À l'issue des débats, la décision a été mise en délibéré au 6 mars 2025 par mise à disposition au greffe.
MOTIFS
Sur le fond :
Il sera rappelé en premier lieu que même si elles ne sont pas visées spécifiquement notamment dans le cadre d’un contrat de bail écrit, les dispositions de la loi n°89-462 du 6 juillet 1989, ainsi qu’il est rappelé dans ses articles 25-3 et 25-4, sont d’ordre public et s’appliquent aux contrats de location meublés décents dès lors qu'ils constituent la résidence principale du locataire.
L’article 22 de ladite loi précise que lorsqu'un dépôt de garantie est prévu par le contrat de location pour garantir l'exécution de ses obligations locatives par le locataire, il ne peut être supérieur à un mois de loyer en principal. Au moment de la signature du bail, le dépôt de garantie est versé au bailleur directement par le locataire ou par l'intermédiaire d'un tiers. Il est restitué dans un délai maximal de deux mois à compter de la remise des clés au bailleur ou à son mandataire, déduction faite, le cas échéant, des sommes restant dues au bailleur et des sommes dont celui-ci pourrait être tenu, aux lieu et place du locataire, sous réserve qu'elles soient dûment justifiées.

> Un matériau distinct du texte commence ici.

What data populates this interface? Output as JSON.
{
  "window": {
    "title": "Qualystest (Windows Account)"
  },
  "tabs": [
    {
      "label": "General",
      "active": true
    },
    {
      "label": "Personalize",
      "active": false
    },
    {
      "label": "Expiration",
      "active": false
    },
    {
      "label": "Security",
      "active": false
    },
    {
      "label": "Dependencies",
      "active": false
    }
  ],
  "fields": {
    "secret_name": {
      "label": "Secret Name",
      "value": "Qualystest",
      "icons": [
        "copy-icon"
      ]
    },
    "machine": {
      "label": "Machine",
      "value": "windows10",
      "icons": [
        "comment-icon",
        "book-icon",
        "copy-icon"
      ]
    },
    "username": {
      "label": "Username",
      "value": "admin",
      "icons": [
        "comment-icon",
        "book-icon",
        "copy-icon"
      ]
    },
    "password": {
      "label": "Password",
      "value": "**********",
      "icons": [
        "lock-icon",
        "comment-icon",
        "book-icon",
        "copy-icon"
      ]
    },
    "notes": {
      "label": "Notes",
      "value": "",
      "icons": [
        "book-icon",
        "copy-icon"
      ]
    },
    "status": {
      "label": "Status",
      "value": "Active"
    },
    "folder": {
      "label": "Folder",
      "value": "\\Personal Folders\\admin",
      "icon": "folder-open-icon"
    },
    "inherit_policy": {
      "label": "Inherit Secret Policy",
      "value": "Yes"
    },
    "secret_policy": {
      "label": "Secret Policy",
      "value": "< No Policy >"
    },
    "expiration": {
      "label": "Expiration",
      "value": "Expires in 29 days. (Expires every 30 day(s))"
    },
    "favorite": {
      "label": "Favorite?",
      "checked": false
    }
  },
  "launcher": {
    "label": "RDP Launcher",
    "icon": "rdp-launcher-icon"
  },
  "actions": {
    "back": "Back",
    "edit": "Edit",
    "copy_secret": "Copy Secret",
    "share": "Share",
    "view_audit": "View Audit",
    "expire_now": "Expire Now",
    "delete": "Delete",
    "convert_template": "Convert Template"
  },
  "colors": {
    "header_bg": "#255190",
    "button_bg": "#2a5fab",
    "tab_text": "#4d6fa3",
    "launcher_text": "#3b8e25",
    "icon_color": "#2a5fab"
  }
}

A cette fin, le locataire indique au bailleur ou à son mandataire, lors de la remise des clés, l'adresse de son nouveau domicile (...) A défaut de restitution dans les délais prévus, le dépôt de garantie restant dû au locataire est majoré d'une somme égale à 10 % du loyer mensuel en principal, pour chaque période mensuelle commencée en retard.
Il est établi en l’espèce que le bail verbal existant entre les parties a pris fin en février 2024 et qu’il n’est fait état d’aucun litige quant à la date de fin de bail ni d’aucune dette de loyer.
Aucun état des lieux n’a été établi, que ce soit lors de l’entrée dans les lieux ou lors de la sortie de la locataire. Il est constant néanmoins qu’aucune dégradation n’a été relevée par la bailleresse.